The Company’s Reportable Segment produces and sells crude oil, natural gas, and NGL volumes, which is reported as oil, natural gas, and NGL revenue on its condensed consolidated statements of operations for the three and nine months ended September 30, 2025 and 2024. The Company’s revenue recognition policy and other accounting policies for its Reportable Segment are the same as its company-wide accounting policies discussed below in Note 2 – Summary of Significant Accounting Policies. The Reportable Segment’s major customers during the three and nine months ended September 30, 2025 are also discussed below in Note 2 – Summary of Significant Accounting Policies. Additionally, the Company did not have any intra-entity sales or transfers during the three and nine months ended September 30, 2025 or 2024, and the Reportable Segment’s significant expenses are the same as those reported on the condensed consolidated statements of operations for the three and nine months ended September 30, 2025 and 2024.

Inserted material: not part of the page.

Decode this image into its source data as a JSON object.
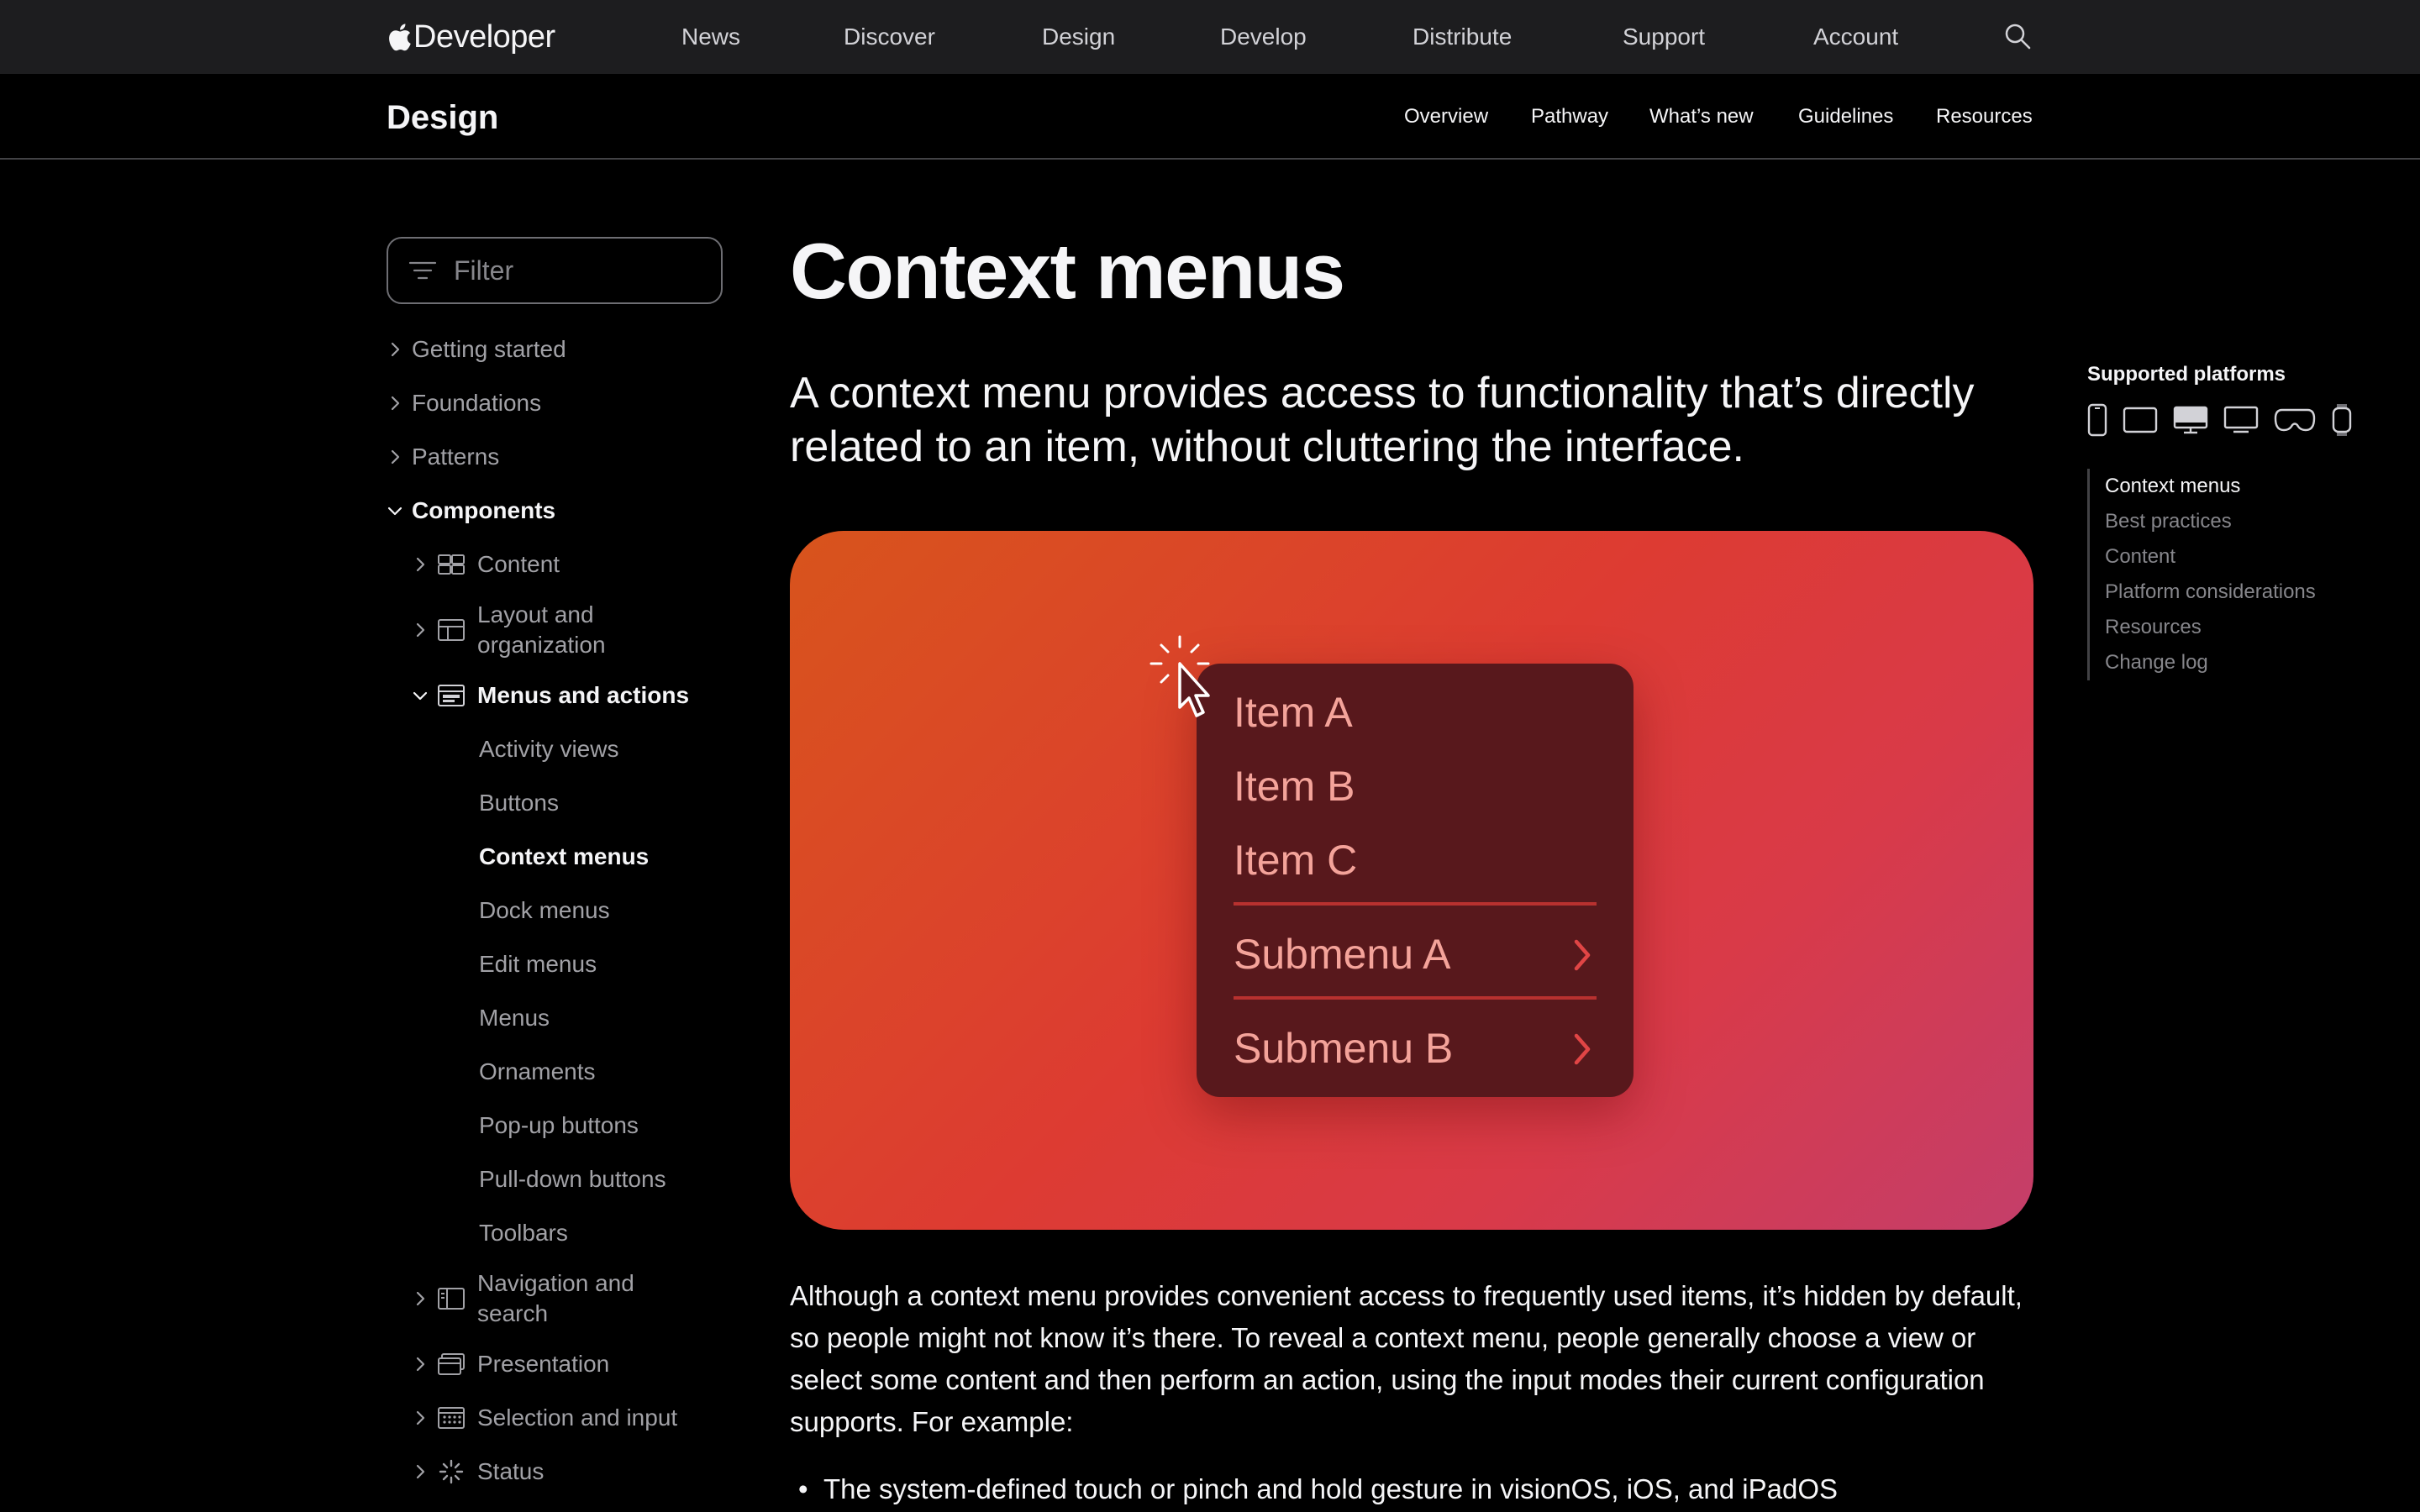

The CODM assesses the performance of the Reportable Segment and decides how to allocate resources based on the Company’s net income (loss), as reported on the condensed consolidated statements of operations. Additionally, net income (loss) on the condensed consolidated statements of operations is used to monitor budget versus actual results of the Reportable Segment and to benchmark against the Company’s competitors. The CODM’s measure of the Reportable Segment assets are reported as total assets on the condensed consolidated balance sheets.